Subsequently, the Board voted to endorse the Route 28 widening project which produces only two additional lanes without prior conversations with area residents, insight from neighboring localities, or discussions with impacted business owners. Therefore, traffic alleviation efforts are further delayed and once again at risk and leaves over 100 small businesses in limbo.
Furthermore, the endorsement of the Route 28 widening project is not as economically sound a decision during a time of economic crisis with a price tag over $100 million more expensive than the Godwin Road extension. If we proceed with the endorsement of the Route 28 widening, Prince William County will have to reapply to NVTA for funding based upon the equation of congestion reduction relative to cost and the project will also be evaluated on project readiness. Or in other words, with a price tag 25% higher for 50% less road, this does not display the best fiscal management, nor does it depict the best stewardship of taxpayer funds.
Making the decision to potentially displace an area resident, let alone multiple ones, is never an easy decision as it disrupts lives and eliminates norms such as a sense of community. But in chaos, there is opportunity. Potentially impacted residents of the Godwin Road extension will have the chance to relocate away from a wetland area that regularly floods, resulting in unsafe living conditions and public health concerns.
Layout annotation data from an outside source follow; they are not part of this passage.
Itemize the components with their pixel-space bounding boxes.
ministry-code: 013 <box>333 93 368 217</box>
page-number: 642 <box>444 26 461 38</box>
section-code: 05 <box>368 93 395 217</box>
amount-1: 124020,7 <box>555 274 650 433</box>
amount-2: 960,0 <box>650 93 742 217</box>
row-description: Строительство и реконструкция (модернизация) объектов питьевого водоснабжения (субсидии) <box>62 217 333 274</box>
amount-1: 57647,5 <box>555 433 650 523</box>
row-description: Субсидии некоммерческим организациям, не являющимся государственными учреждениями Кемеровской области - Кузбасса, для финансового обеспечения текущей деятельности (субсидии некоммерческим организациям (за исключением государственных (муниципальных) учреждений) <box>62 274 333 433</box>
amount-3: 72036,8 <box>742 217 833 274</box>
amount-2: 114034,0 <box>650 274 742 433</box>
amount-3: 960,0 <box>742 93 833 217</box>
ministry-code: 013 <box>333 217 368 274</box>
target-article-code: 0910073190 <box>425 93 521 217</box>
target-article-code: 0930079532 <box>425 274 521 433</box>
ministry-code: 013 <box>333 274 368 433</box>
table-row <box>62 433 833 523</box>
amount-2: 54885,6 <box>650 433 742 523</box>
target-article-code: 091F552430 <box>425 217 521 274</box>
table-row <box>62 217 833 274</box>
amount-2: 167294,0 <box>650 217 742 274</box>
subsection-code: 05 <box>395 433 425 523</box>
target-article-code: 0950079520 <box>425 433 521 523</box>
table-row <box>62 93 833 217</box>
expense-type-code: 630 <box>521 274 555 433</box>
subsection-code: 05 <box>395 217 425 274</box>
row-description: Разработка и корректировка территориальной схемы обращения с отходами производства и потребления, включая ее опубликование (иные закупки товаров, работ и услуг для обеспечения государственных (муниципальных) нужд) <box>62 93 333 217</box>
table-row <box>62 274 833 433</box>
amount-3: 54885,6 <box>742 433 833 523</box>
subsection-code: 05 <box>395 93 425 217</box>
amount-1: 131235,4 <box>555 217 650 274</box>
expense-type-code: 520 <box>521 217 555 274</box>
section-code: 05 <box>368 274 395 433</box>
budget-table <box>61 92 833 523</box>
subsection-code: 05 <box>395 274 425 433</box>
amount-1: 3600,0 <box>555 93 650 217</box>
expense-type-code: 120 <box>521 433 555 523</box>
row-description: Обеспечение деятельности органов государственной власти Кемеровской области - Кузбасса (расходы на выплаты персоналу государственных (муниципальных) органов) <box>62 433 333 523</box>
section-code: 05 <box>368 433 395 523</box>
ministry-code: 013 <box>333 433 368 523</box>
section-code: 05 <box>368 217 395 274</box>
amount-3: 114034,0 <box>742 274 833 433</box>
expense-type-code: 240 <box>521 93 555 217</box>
At a time when we are working to rebuild our local economy and remain attractive to business, we cannot stand in the way of opportunities that improve quality of life such as spending less time on the road and more time with our families and steady well-paying jobs which mitigate travel outside the area. For instance, Micron has invested over $3 billion into the region, showcasing that our investments in a regional road, such as the Godwin Road extension, should not simply lead to travels through our community but ensuring we remain a destination that supports local small businesses to expand and thrive.
Together, we fully support the endorsement of the Godwin Road extension and strongly encourage a review of the lasting impact of the decision made on August 4th. Our region deserves better.
Hal Parrish is mayor of the city of Manassas; Jeanette Rishell is mayor of the city of Manassas Park, and Ann Wheeler is chair of the Prince William Board of County Supervisors.